The artists who will populate Grand Avenue in coming years will undoubtedly look different from the four emerging composers whom John Adams picked for his Tuesday night Green Umbrella component to the Los Angeles Philharmonic's Next on Grand festival.
Each composer has, or is completing, an advanced degree from Yale or Princeton. Classical music is, of course, moving in more diverse directions than what is represented by these young white males from the Ivy League elite.
Connections also matter, and each of these composers, who were born between 1980 and 1991, has also studied with at least one of the senior composers who have major pieces included in the festival. But brainy bright young talent is, wherever you find it, brainy bright young talent.
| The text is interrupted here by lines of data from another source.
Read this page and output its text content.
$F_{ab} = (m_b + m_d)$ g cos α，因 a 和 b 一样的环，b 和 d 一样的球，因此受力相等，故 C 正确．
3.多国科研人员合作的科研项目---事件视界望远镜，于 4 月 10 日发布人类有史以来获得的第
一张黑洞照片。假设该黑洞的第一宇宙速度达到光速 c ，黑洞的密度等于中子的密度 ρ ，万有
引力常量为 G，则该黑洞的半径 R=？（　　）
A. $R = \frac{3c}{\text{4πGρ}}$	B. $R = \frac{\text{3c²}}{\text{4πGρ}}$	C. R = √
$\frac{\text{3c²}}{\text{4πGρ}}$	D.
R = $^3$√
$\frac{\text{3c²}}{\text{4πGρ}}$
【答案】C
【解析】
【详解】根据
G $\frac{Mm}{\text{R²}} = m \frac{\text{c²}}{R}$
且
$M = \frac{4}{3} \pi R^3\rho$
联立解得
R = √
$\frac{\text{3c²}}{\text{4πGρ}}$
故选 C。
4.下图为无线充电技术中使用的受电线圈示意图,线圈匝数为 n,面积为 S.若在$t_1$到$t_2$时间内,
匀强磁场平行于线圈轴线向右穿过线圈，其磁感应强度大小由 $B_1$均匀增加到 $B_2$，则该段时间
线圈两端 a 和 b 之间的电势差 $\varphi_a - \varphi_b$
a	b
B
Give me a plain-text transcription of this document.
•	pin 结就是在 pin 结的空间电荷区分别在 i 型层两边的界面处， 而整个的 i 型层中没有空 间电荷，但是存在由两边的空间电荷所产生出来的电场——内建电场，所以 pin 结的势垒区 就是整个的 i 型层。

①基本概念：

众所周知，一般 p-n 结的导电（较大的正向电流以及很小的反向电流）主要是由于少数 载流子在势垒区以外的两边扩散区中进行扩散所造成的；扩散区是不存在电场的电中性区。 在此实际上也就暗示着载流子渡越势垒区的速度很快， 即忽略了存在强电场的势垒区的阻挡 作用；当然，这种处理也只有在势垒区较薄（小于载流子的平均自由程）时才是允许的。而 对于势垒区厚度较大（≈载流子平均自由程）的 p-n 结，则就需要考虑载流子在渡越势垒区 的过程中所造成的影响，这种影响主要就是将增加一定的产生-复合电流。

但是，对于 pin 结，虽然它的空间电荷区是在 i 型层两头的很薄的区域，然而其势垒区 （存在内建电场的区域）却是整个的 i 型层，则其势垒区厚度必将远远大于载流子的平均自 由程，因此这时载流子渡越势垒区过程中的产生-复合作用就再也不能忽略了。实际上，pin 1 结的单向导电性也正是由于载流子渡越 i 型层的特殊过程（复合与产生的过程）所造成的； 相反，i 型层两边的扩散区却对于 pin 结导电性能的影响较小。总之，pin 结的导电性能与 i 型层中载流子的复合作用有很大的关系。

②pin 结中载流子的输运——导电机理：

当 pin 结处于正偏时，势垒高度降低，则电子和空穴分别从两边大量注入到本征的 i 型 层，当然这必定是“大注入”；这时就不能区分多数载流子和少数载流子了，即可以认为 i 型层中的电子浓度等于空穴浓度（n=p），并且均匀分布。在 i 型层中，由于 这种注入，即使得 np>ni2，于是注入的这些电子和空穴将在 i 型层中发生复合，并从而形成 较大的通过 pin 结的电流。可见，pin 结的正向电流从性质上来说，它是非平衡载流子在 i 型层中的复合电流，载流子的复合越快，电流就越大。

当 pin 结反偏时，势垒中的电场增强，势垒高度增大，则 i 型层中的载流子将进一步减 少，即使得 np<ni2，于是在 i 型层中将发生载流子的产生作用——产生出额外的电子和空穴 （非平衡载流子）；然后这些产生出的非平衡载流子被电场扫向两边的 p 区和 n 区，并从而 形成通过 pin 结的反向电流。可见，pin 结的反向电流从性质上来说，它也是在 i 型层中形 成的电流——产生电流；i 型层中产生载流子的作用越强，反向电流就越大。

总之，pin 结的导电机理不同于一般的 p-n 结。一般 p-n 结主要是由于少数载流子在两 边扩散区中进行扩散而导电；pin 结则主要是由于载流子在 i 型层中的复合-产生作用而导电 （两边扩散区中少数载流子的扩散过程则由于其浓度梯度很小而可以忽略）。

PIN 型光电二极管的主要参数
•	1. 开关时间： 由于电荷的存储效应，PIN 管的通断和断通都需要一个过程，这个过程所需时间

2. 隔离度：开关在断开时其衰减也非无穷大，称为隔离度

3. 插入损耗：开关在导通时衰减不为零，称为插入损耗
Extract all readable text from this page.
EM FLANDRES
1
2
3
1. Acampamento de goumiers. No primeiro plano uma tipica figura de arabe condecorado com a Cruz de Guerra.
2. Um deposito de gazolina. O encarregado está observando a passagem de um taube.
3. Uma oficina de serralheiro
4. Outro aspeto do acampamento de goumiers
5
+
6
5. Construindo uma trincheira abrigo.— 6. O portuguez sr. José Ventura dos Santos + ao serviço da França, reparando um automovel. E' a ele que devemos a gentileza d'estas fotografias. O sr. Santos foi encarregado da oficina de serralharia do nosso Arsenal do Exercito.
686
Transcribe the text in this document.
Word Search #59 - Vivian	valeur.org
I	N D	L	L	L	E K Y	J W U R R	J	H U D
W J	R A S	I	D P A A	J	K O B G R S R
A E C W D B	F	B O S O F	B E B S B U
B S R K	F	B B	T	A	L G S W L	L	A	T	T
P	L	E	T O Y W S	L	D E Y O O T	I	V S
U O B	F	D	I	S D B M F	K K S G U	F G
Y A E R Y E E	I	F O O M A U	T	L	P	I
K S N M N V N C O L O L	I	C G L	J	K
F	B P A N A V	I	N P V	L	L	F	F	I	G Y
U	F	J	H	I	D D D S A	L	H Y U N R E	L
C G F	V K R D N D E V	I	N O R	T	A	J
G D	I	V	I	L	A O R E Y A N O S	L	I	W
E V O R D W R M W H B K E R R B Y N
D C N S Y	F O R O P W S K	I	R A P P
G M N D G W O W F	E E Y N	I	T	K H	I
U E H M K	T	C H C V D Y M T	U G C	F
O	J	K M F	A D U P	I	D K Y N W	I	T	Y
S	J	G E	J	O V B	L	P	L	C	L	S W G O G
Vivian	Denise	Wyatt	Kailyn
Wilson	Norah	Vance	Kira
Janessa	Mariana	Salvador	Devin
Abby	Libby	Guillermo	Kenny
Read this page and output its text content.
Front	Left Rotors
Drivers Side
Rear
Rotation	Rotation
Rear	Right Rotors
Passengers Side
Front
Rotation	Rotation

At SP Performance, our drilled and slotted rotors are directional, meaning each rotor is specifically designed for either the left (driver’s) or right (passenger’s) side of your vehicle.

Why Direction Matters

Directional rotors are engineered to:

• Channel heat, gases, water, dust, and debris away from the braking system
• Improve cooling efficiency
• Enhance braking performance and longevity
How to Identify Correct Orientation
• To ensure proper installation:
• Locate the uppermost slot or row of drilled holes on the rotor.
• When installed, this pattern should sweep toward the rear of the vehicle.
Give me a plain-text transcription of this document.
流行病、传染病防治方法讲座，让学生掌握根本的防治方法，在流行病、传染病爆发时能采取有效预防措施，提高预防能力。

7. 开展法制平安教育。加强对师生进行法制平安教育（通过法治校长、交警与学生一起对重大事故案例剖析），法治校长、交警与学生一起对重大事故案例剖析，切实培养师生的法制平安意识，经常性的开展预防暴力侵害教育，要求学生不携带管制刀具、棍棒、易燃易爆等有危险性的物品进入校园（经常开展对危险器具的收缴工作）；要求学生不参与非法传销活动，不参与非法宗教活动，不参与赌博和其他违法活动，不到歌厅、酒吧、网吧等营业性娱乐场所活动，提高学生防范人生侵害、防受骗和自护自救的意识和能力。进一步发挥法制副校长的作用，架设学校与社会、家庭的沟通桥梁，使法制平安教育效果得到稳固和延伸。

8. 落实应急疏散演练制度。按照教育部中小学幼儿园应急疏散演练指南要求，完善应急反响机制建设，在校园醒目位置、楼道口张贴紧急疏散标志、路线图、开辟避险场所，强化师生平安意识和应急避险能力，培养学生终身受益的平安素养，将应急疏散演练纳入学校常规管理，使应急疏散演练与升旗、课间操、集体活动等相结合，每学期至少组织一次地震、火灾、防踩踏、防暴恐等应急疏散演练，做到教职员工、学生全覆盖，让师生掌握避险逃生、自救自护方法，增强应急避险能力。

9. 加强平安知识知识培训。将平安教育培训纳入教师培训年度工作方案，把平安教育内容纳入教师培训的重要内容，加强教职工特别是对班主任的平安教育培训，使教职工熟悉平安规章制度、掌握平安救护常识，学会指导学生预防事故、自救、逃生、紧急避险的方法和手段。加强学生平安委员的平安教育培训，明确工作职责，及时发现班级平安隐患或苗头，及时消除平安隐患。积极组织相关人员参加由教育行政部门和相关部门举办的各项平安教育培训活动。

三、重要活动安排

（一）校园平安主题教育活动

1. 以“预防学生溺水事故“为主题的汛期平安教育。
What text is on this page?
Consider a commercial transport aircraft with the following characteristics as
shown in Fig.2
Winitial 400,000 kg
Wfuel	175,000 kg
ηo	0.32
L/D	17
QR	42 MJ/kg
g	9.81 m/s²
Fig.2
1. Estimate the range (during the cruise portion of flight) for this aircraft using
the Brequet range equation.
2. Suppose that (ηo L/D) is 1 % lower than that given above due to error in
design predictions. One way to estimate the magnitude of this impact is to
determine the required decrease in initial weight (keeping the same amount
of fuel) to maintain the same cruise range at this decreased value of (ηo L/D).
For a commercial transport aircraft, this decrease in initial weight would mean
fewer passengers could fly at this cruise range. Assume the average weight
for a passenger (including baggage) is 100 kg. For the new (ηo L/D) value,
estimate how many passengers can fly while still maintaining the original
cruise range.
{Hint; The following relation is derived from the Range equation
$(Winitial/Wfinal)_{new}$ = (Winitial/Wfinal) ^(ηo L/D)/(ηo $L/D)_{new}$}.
What these composers share is a near-nerdy infatuation with rhythmic complexity, a harmonic and melodic directness, a fascination with poetry, a sentimental side and a love for trick endings.
Three pieces were instrumental compositions commissioned for the occasion, and Adams conducted fervently sturdy performances with the L.A. Phil New Music Group. It was a stimulating night at Walt Disney Concert Hall. All four composers will, undoubtedly, be back on Grand.
Christopher Cerrone's "The Pieces That Fall to Earth," a song cycle to texts by Bay Area poet Kay Ryan, was the evening's hit. It featured soprano Hila Plitmann, who memorized the songs and acted them out with a compellingly dramatic punch, intensified by amplification. But the biggest punch came from Cerrone.
The composer of "Invisible Cities," the opera that created a sensation in 2013 when staged at Union Station, Cerrone began his song cycle in an otherworldly manner not unlike his opera's undulating instrumental style. He spoke in the preconcert talk of being drawn here to the Americana of Copland and Virgil Thomson. He picked a West Coast poet whose terse sentiments would have suited either composer.
Yet Cerrone's instinct here was toward emphasis. He could get stuck on a line and repeat it again and again, the pitch rising, the rhythm gaining in insistence, a crescendo crashing on a climax. I heard echoes not of Copland and Thomson but of Benjamin Britten and Purcell, where ordinary sentiments can be inflated until they begin to startle.
Ryan slyly leaves a line like "everything contains some silence" unadorned. Cerrone undoes this with his own anti-slyness, where whispers, spoken and played into microphones, feel like shouts.
Dylan Mattingly's chamber ensemble piece "Seasickness and Being (in love)" has earnestness rather than slyness in its being. The youngest composer of the group, he is from Berkeley and studied with Adams as a teenager.
By beginning with lurching rhythms and using pianos tuned a quartertone apart, he forced listeners to find their aural sea legs, since you could never quite locate the harmonic floor. Love came through in what sounded like fractured, stuttering echoes of the ecstatic love music in Messiaen's "Turangalila" Symphony. I presume that Mattingly's sense of being was a kind of stasis found in the fragmented, consonant chords at the end.
His stylistic voice is already strong and distinct. He has a knack for producing striking sounds, which he might do well to let be. His title says too much. "Seasickness and Being" is limited when tied to the sly sentiment of young love.
Sean Friar, an Angeleno who has returned home to teach at USC and UCLA (is that possible?), demonstrated similar concerns with pulse and tuning in "Finding Time." "Entropy takes its toll," he wrote in the program notes. Like Mattingly, but without the conventional angst of young love, he lets the notes and rhythms be.
This sounds more like a study in relativity clocks moving at different times at different speeds. He finds time and compromise at that end, the clocks in quiet held harmonies, not synchronized but stopped.
Jacob Cooper's "Alla Stagion dei Fior," the evening's outlier, is a video installation work that was shown on a big screen above the Disney stage. Cooper takes a moment from a conventional staging of the breakup of "La Boheme's" Mimì and Rodolfo.
Death looms for Mimì, and with the soundtrack turned into a low electronic drone, you sense her soul about to leave the body (interestingly an image also in one of Ryan's poems that Cerrone set). But not even the extreme slowing of time will cure love's seasickness.